Kinder Betreuung (fast) wie daheim

Spielen, Basteln, Kickern und Theater spielen in der Arche

Alexandra und Silvia helfen freiwillig bei der Betreuung der Kinder.

Mit der 5. Klasse endet auch in Eilenburg die Hortbetreuung. Doch die Kinder mit 10 ganz allein zu Hause lassen, während man selber arbeiten muss, das bereitet vielen Eltern ein mulmiges Gefühl.  Yvonne Henselin, Leiterin der Kinder- und Jugendarche, kennt die Situation. „Die meisten Kommunen haben für die Grundschüler den Hort und für die Jugendlichen den Jugendclub. Doch dazwischen fehlen Angebote“, erzählt sie. Deshalb gründete die Eilenburgerin und ehemalige Pfarrerin vor 17 Jahren die Arche, ein Angebot der evangelischen Kirche „Martin Rinckart“. Unabhängig von ihrer Konfession können Kinder Mo-Fr 13 bis 18 Uhr in die Arche kommen und dort spielen, basteln, kickern, Hausaufgaben machen oder einfach von dem Schulalltag entspannen. Wichtig ist ein gutes Verhältnis zu den Eltern. In den Ferien gibt es zusätzlich eine Ganztagsbetreuung mit immer wechselnden Projekten.
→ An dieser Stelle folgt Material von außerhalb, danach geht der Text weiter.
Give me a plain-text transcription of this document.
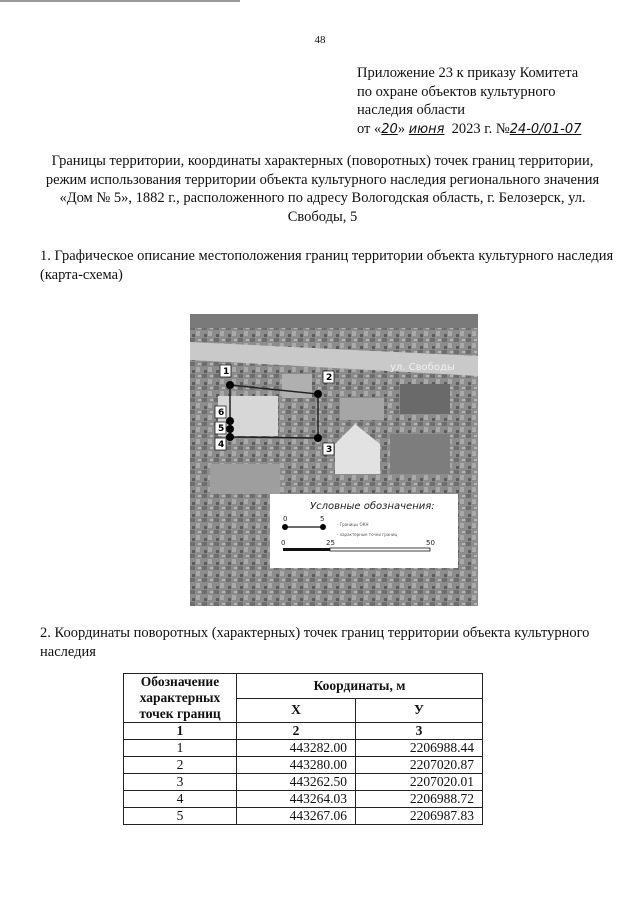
48
Приложение 23 к приказу Комитета
по охране объектов культурного
наследия области
от «20» июня 2023 г. №24-0/01-07
Границы территории, координаты характерных (поворотных) точек границ территории, режим использования территории объекта культурного наследия регионального значения «Дом № 5», 1882 г., расположенного по адресу Вологодская область, г. Белозерск, ул. Свободы, 5
1. Графическое описание местоположения границ территории объекта культурного наследия (карта-схема)
ул. Свободы
1
2
3
4
5
6
Условные обозначения:
0	5
- Границы ОКН
- характерные точки границ
0	25	50
2. Координаты поворотных (характерных) точек границ территории объекта культурного наследия
Обозначение характерных точек границ	Координаты, м	
	Х	У
1	2	3
1	443282.00	2206988.44
2	443280.00	2207020.87
3	443262.50	2207020.01
4	443264.03	2206988.72
5	443267.06	2206987.83
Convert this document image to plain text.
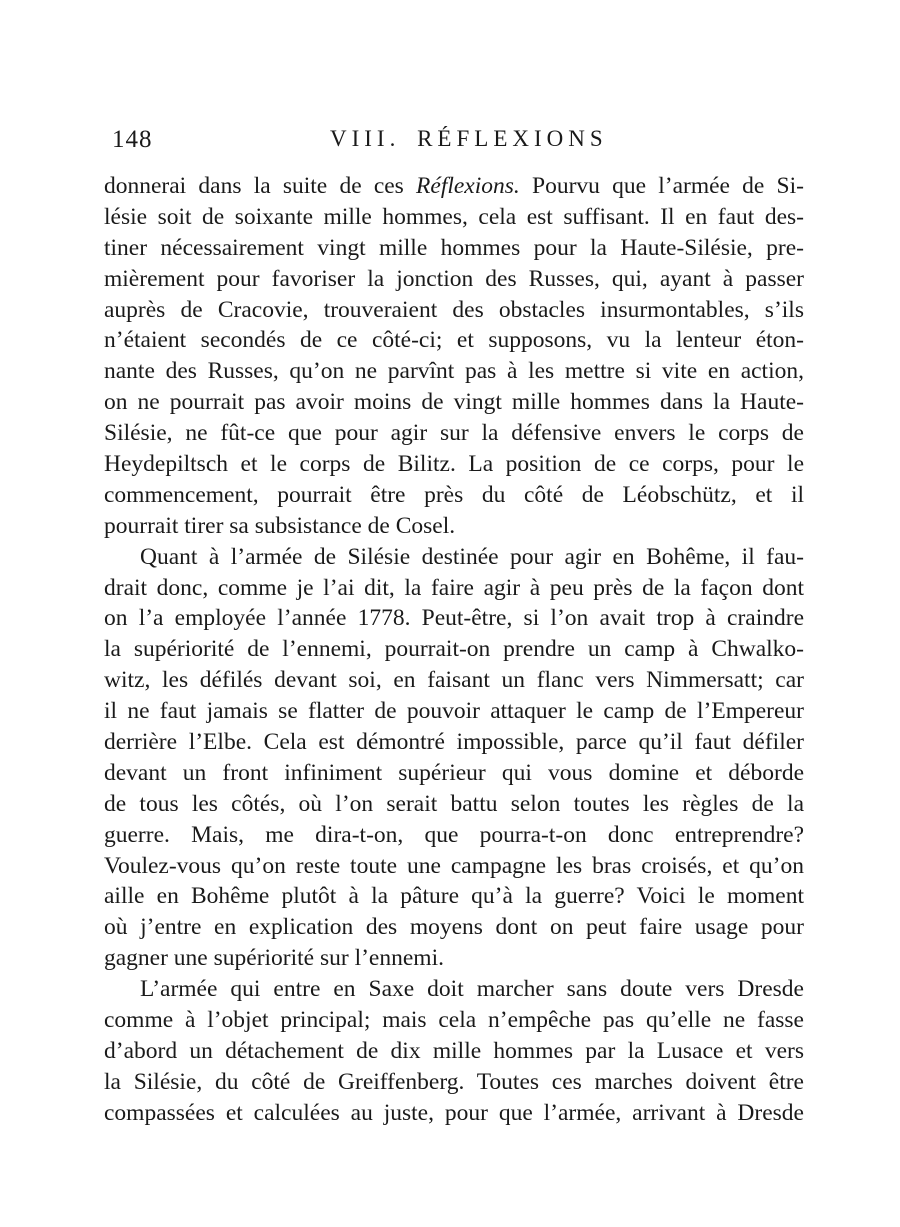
148	VIII. RÉFLEXIONS
donnerai dans la suite de ces Réflexions. Pourvu que l’armée de Si-
lésie soit de soixante mille hommes, cela est suffisant. Il en faut des-
tiner nécessairement vingt mille hommes pour la Haute-Silésie, pre-
mièrement pour favoriser la jonction des Russes, qui, ayant à passer
auprès de Cracovie, trouveraient des obstacles insurmontables, s’ils
n’étaient secondés de ce côté-ci; et supposons, vu la lenteur éton-
nante des Russes, qu’on ne parvînt pas à les mettre si vite en action,
on ne pourrait pas avoir moins de vingt mille hommes dans la Haute-
Silésie, ne fût-ce que pour agir sur la défensive envers le corps de
Heydepiltsch et le corps de Bilitz. La position de ce corps, pour le
commencement, pourrait être près du côté de Léobschütz, et il
pourrait tirer sa subsistance de Cosel.
Quant à l’armée de Silésie destinée pour agir en Bohême, il fau-
drait donc, comme je l’ai dit, la faire agir à peu près de la façon dont
on l’a employée l’année 1778. Peut-être, si l’on avait trop à craindre
la supériorité de l’ennemi, pourrait-on prendre un camp à Chwalko-
witz, les défilés devant soi, en faisant un flanc vers Nimmersatt; car
il ne faut jamais se flatter de pouvoir attaquer le camp de l’Empereur
derrière l’Elbe. Cela est démontré impossible, parce qu’il faut défiler
devant un front infiniment supérieur qui vous domine et déborde
de tous les côtés, où l’on serait battu selon toutes les règles de la
guerre. Mais, me dira-t-on, que pourra-t-on donc entreprendre?
Voulez-vous qu’on reste toute une campagne les bras croisés, et qu’on
aille en Bohême plutôt à la pâture qu’à la guerre? Voici le moment
où j’entre en explication des moyens dont on peut faire usage pour
gagner une supériorité sur l’ennemi.
L’armée qui entre en Saxe doit marcher sans doute vers Dresde
comme à l’objet principal; mais cela n’empêche pas qu’elle ne fasse
d’abord un détachement de dix mille hommes par la Lusace et vers
la Silésie, du côté de Greiffenberg. Toutes ces marches doivent être
compassées et calculées au juste, pour que l’armée, arrivant à Dresde
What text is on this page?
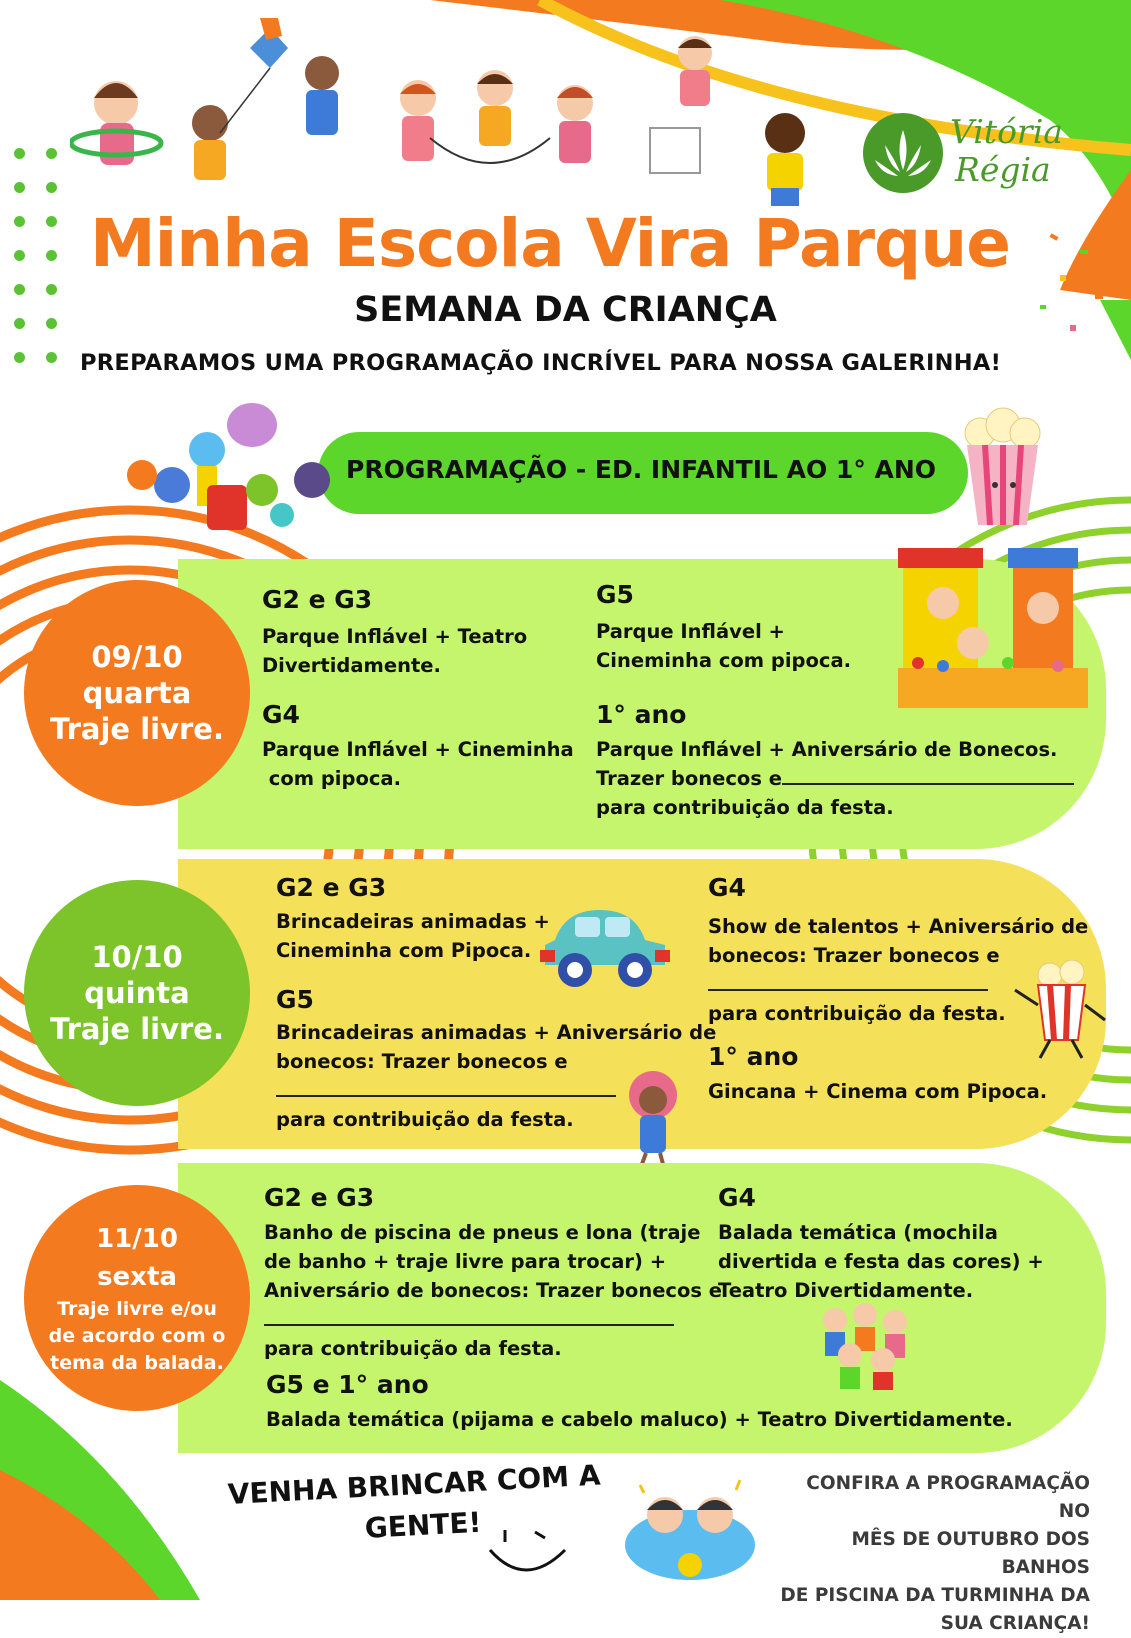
Vitória
Régia
Minha Escola Vira Parque
SEMANA DA CRIANÇA
PREPARAMOS UMA PROGRAMAÇÃO INCRÍVEL PARA NOSSA GALERINHA!
PROGRAMAÇÃO - ED. INFANTIL AO 1° ANO
09/10
quarta
Traje livre.
G2 e G3
Parque Inflável + Teatro
Divertidamente.
G4
Parque Inflável + Cineminha
com pipoca.
G5
Parque Inflável +
Cineminha com pipoca.
1° ano
Parque Inflável + Aniversário de Bonecos.
Trazer bonecos e
para contribuição da festa.
10/10
quinta
Traje livre.
G2 e G3
Brincadeiras animadas +
Cineminha com Pipoca.
G5
Brincadeiras animadas + Aniversário de
bonecos: Trazer bonecos e
para contribuição da festa.
G4
Show de talentos + Aniversário de
bonecos: Trazer bonecos e
para contribuição da festa.
1° ano
Gincana + Cinema com Pipoca.
11/10
sexta
Traje livre e/ou
de acordo com o
tema da balada.
G2 e G3
Banho de piscina de pneus e lona (traje
de banho + traje livre para trocar) +
Aniversário de bonecos: Trazer bonecos e
para contribuição da festa.
G4
Balada temática (mochila
divertida e festa das cores) +
Teatro Divertidamente.
G5 e 1° ano
Balada temática (pijama e cabelo maluco) + Teatro Divertidamente.
VENHA BRINCAR COM A
GENTE!
CONFIRA A PROGRAMAÇÃO NO
MÊS DE OUTUBRO DOS BANHOS
DE PISCINA DA TURMINHA DA
SUA CRIANÇA!
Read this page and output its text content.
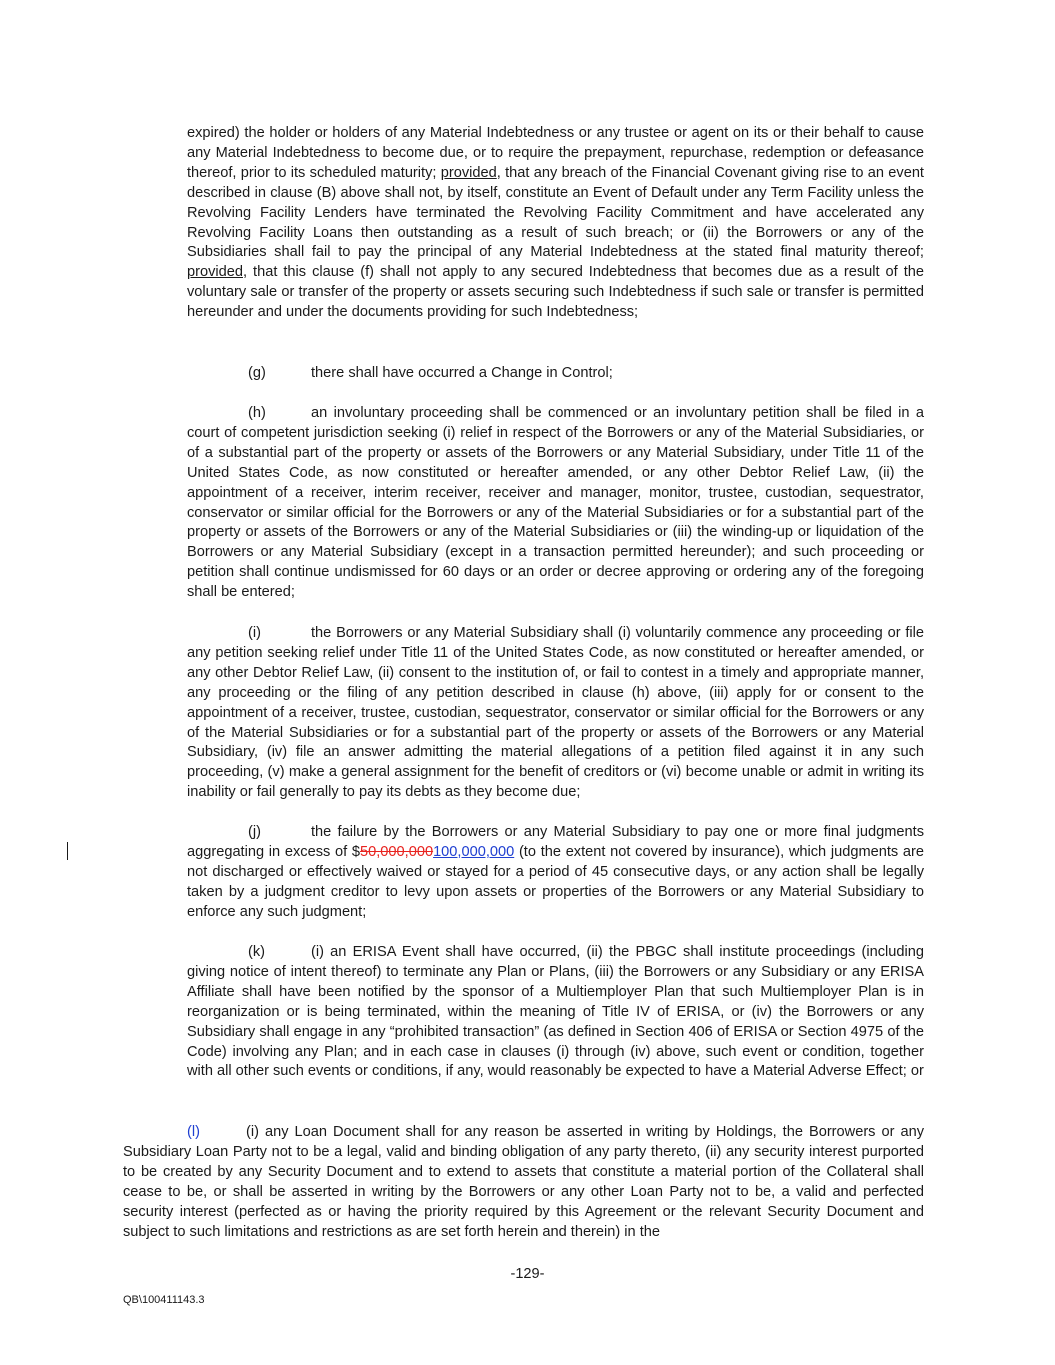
expired) the holder or holders of any Material Indebtedness or any trustee or agent on its or their behalf to cause any Material Indebtedness to become due, or to require the prepayment, repurchase, redemption or defeasance thereof, prior to its scheduled maturity; provided, that any breach of the Financial Covenant giving rise to an event described in clause (B) above shall not, by itself, constitute an Event of Default under any Term Facility unless the Revolving Facility Lenders have terminated the Revolving Facility Commitment and have accelerated any Revolving Facility Loans then outstanding as a result of such breach; or (ii) the Borrowers or any of the Subsidiaries shall fail to pay the principal of any Material Indebtedness at the stated final maturity thereof; provided, that this clause (f) shall not apply to any secured Indebtedness that becomes due as a result of the voluntary sale or transfer of the property or assets securing such Indebtedness if such sale or transfer is permitted hereunder and under the documents providing for such Indebtedness;

(g)	there shall have occurred a Change in Control;

(h)	an involuntary proceeding shall be commenced or an involuntary petition shall be filed in a court of competent jurisdiction seeking (i) relief in respect of the Borrowers or any of the Material Subsidiaries, or of a substantial part of the property or assets of the Borrowers or any Material Subsidiary, under Title 11 of the United States Code, as now constituted or hereafter amended, or any other Debtor Relief Law, (ii) the appointment of a receiver, interim receiver, receiver and manager, monitor, trustee, custodian, sequestrator, conservator or similar official for the Borrowers or any of the Material Subsidiaries or for a substantial part of the property or assets of the Borrowers or any of the Material Subsidiaries or (iii) the winding-up or liquidation of the Borrowers or any Material Subsidiary (except in a transaction permitted hereunder); and such proceeding or petition shall continue undismissed for 60 days or an order or decree approving or ordering any of the foregoing shall be entered;

(i)	the Borrowers or any Material Subsidiary shall (i) voluntarily commence any proceeding or file any petition seeking relief under Title 11 of the United States Code, as now constituted or hereafter amended, or any other Debtor Relief Law, (ii) consent to the institution of, or fail to contest in a timely and appropriate manner, any proceeding or the filing of any petition described in clause (h) above, (iii) apply for or consent to the appointment of a receiver, trustee, custodian, sequestrator, conservator or similar official for the Borrowers or any of the Material Subsidiaries or for a substantial part of the property or assets of the Borrowers or any Material Subsidiary, (iv) file an answer admitting the material allegations of a petition filed against it in any such proceeding, (v) make a general assignment for the benefit of creditors or (vi) become unable or admit in writing its inability or fail generally to pay its debts as they become due;

(j)	the failure by the Borrowers or any Material Subsidiary to pay one or more final judgments aggregating in excess of $50,000,000100,000,000 (to the extent not covered by insurance), which judgments are not discharged or effectively waived or stayed for a period of 45 consecutive days, or any action shall be legally taken by a judgment creditor to levy upon assets or properties of the Borrowers or any Material Subsidiary to enforce any such judgment;

(k)	(i) an ERISA Event shall have occurred, (ii) the PBGC shall institute proceedings (including giving notice of intent thereof) to terminate any Plan or Plans, (iii) the Borrowers or any Subsidiary or any ERISA Affiliate shall have been notified by the sponsor of a Multiemployer Plan that such Multiemployer Plan is in reorganization or is being terminated, within the meaning of Title IV of ERISA, or (iv) the Borrowers or any Subsidiary shall engage in any “prohibited transaction” (as defined in Section 406 of ERISA or Section 4975 of the Code) involving any Plan; and in each case in clauses (i) through (iv) above, such event or condition, together with all other such events or conditions, if any, would reasonably be expected to have a Material Adverse Effect; or

(l)	(i) any Loan Document shall for any reason be asserted in writing by Holdings, the Borrowers or any Subsidiary Loan Party not to be a legal, valid and binding obligation of any party thereto, (ii) any security interest purported to be created by any Security Document and to extend to assets that constitute a material portion of the Collateral shall cease to be, or shall be asserted in writing by the Borrowers or any other Loan Party not to be, a valid and perfected security interest (perfected as or having the priority required by this Agreement or the relevant Security Document and subject to such limitations and restrictions as are set forth herein and therein) in the

-129-
QB\100411143.3
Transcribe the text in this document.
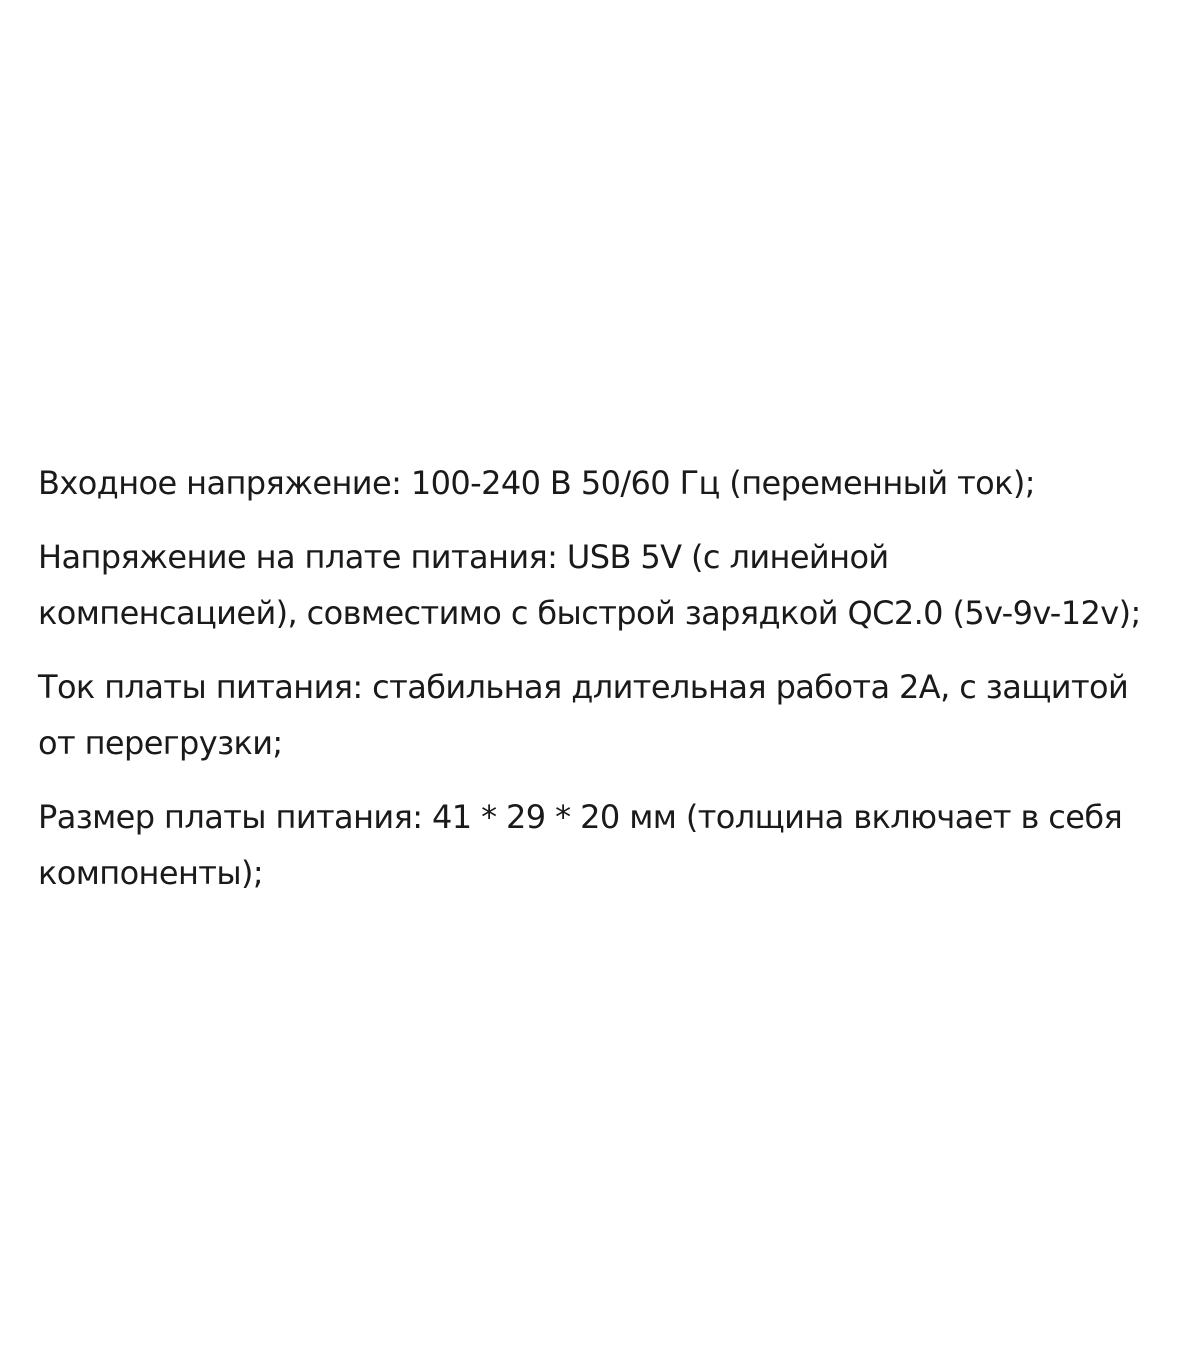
Входное напряжение: 100-240 В 50/60 Гц (переменный ток);

Напряжение на плате питания: USB 5V (с линейной
компенсацией), совместимо с быстрой зарядкой QC2.0 (5v-9v-12v);

Ток платы питания: стабильная длительная работа 2А, с защитой
от перегрузки;

Размер платы питания: 41 * 29 * 20 мм (толщина включает в себя
компоненты);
Linda mag besonders die vielen Gesellschaftsspiele.
Linda mag besonders die vielen Gesellschaftsspiele.

Eine große Familie

Auch Linda (9) und Julien (9) kommen regelmäßig hierher. Man sieht – sie kennen sich hier gut aus. Schnurstracks steuern sie auf das Regal mit den Gesellschaftsspielen zu. Fernsehen, Handy, Internet und Co. brauchen sie hier nicht, um Spaß zu haben. Für Hausaufgaben gibt es dennoch einen eigenen PC-Raum. Kommen Fragen auf, wenden sie sich an Helfer wie Silvia (50) und Alexandra (21).  Beide Frauen beantworten Fragen, reden und spielen mit den Kindern. Die Atmosphäre ist familiär und warmherzig. Silvia hat selber 5 Kinder groß gezogen und weiß, wann Kinder Ruhe brauchen und wann sie beschäftigt werden müssen. Ihr macht es Spaß mit dem Team aus insgesamt 5 Helfern das Nachmittags- und Ferienangebot der Arche zu ermöglichen. Gerade in den Ferien ist die Nachfrage in der Arche so groß, dass Leiterin Yvonne Henselin die Kapazitäten fehlen, um all die Kinder aufzunehmen. Ihr Ferien-Theaterprojekt ist ein Höhepunkt des Jahres.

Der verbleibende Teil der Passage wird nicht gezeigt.